I’ll warn you now: This is not a pretty recipe. (I don’t know how food photographers make ’em look good.) But they’re YUMMY, I promise you. Making them isn’t so much a recipe as a formula, so you can make them a little bit differently every time if you like. The idea is to have some depth of flavor with the brown sugar (which I’d recommend over white sugar every time for this dish), some sweet/tart contrast from the dried fruit, and some crunch with the oats or even some chopped nuts. Once, we totally forgot to add the nutmeg and cinnamon, and everything turned out just fine without those, so REALLY. Don’t overthink this. Here’s how we did it last week:
- Four apples. If you’ve got a choice, a crisper “meat” (like Granny Smith or MacIntosh) will bake better, but the recipe is great for salvaging the taste of not-so-great apples that happen to be past their prime, so there’s no need to be picky. Unless you’re French.
- That’s on you.
- 1 Tbsp lemon juice
- ¾ cup brown sugar
- ¼ cup rolled oats (even instant oatmeal mix will work, in a pinch)
- ¼ tsp nutmeg
- 1 tsp cinnamon
- ¼ cup chopped dried cranberries (but you can use raisins if you like, or nothing)

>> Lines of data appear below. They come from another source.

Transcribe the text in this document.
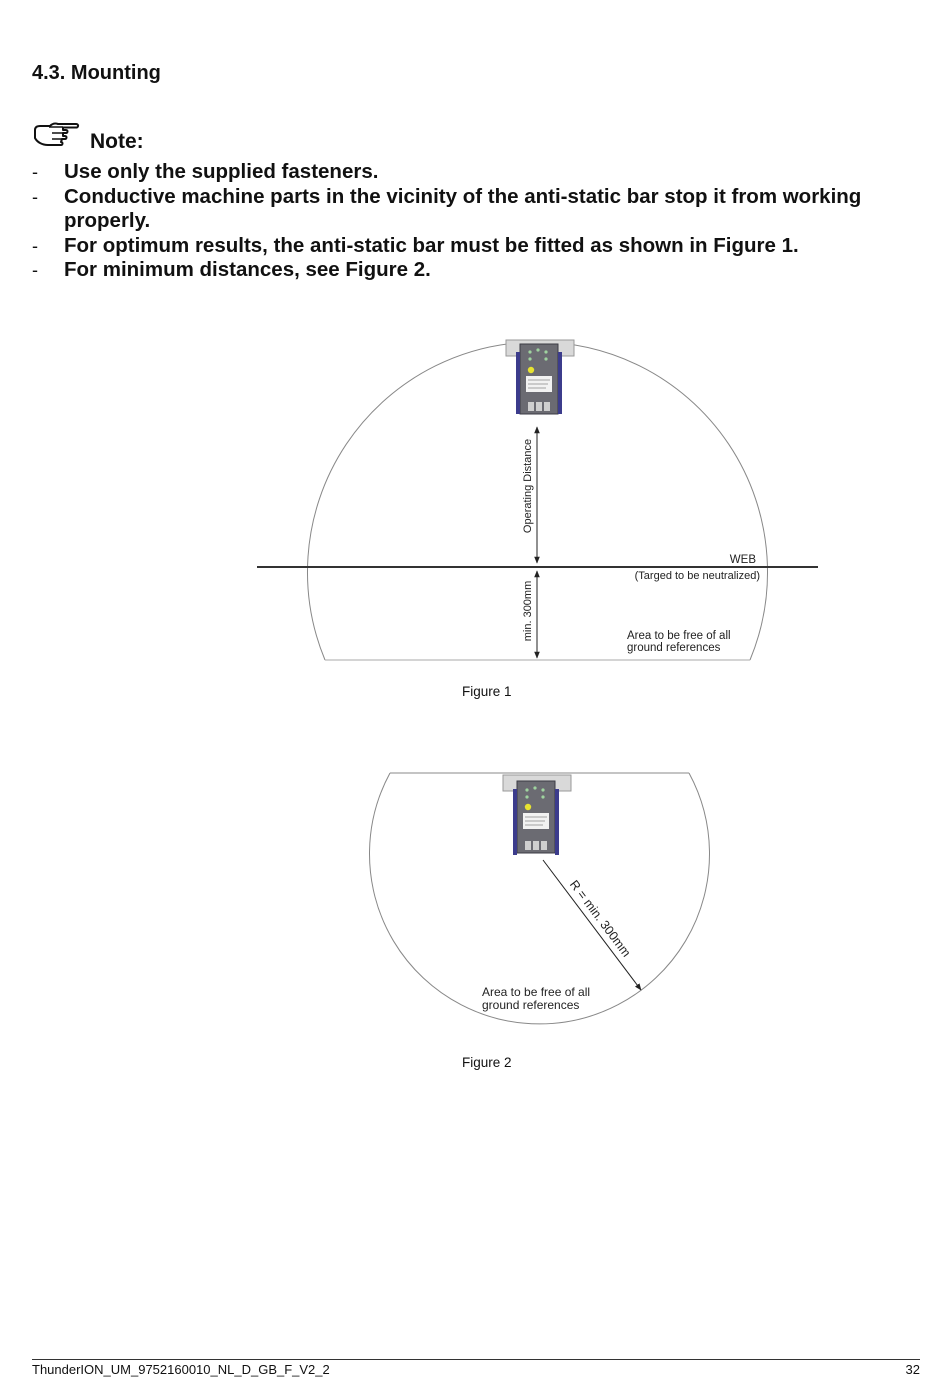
4.3. Mounting
Note:
- Use only the supplied fasteners.
- Conductive machine parts in the vicinity of the anti-static bar stop it from working properly.
- For optimum results, the anti-static bar must be fitted as shown in Figure 1.
- For minimum distances, see Figure 2.
Operating Distance
min. 300mm
WEB
(Targed to be neutralized)
Area to be free of all
ground references
Figure 1
R = min. 300mm
Area to be free of all
ground references
Figure 2
ThunderION_UM_9752160010_NL_D_GB_F_V2_2	32
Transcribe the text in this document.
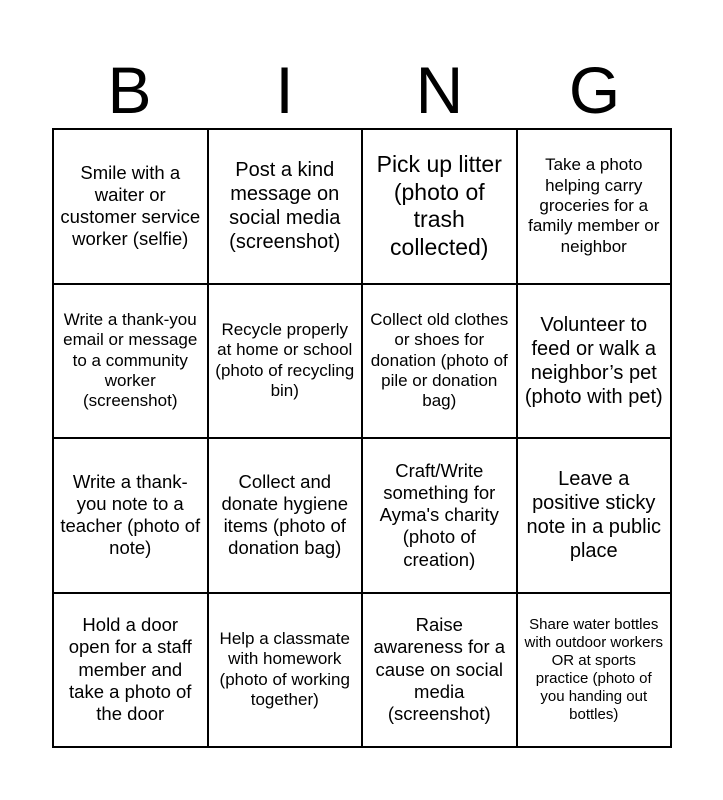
B	I	N	G
Smile with a waiter or customer service worker (selfie)
Post a kind message on social media (screenshot)
Pick up litter (photo of trash collected)
Take a photo helping carry groceries for a family member or neighbor
Write a thank-you email or message to a community worker (screenshot)
Recycle properly at home or school (photo of recycling bin)
Collect old clothes or shoes for donation (photo of pile or donation bag)
Volunteer to feed or walk a neighbor’s pet (photo with pet)
Write a thank-you note to a teacher (photo of note)
Collect and donate hygiene items (photo of donation bag)
Craft/Write something for Ayma's charity (photo of creation)
Leave a positive sticky note in a public place
Hold a door open for a staff member and take a photo of the door
Help a classmate with homework (photo of working together)
Raise awareness for a cause on social media (screenshot)
Share water bottles with outdoor workers OR at sports practice (photo of you handing out bottles)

- ¼ cup chopped nuts (if you like them, which I don’t)
- 4 Tbsp butter (actual, unsalted butter)
Line a baking dish with foil. OMG don’t forget this step or clean-up will be a real bear. Wash and core your apples, making sure to leave enough of the bottom that the juices won’t just run straight through. If you accidentally go too deep, then plug up the bottom with some balled-up aluminum foil. (Just remember to take that bit out before serving!) Sprinkle the apples with lemon juice.
In a mixing bowl, combine the dry ingredients. Portion out and stuff those apples until they can’t take any more, plus a bit on top. Finish each apple with a little “hat” of butter shoved into place. Bake at 350 degrees for about 20 minutes. After letting them sit for a few minutes, serve with ice cream or whipped cream or caramel. Keep napkins handy and enjoy!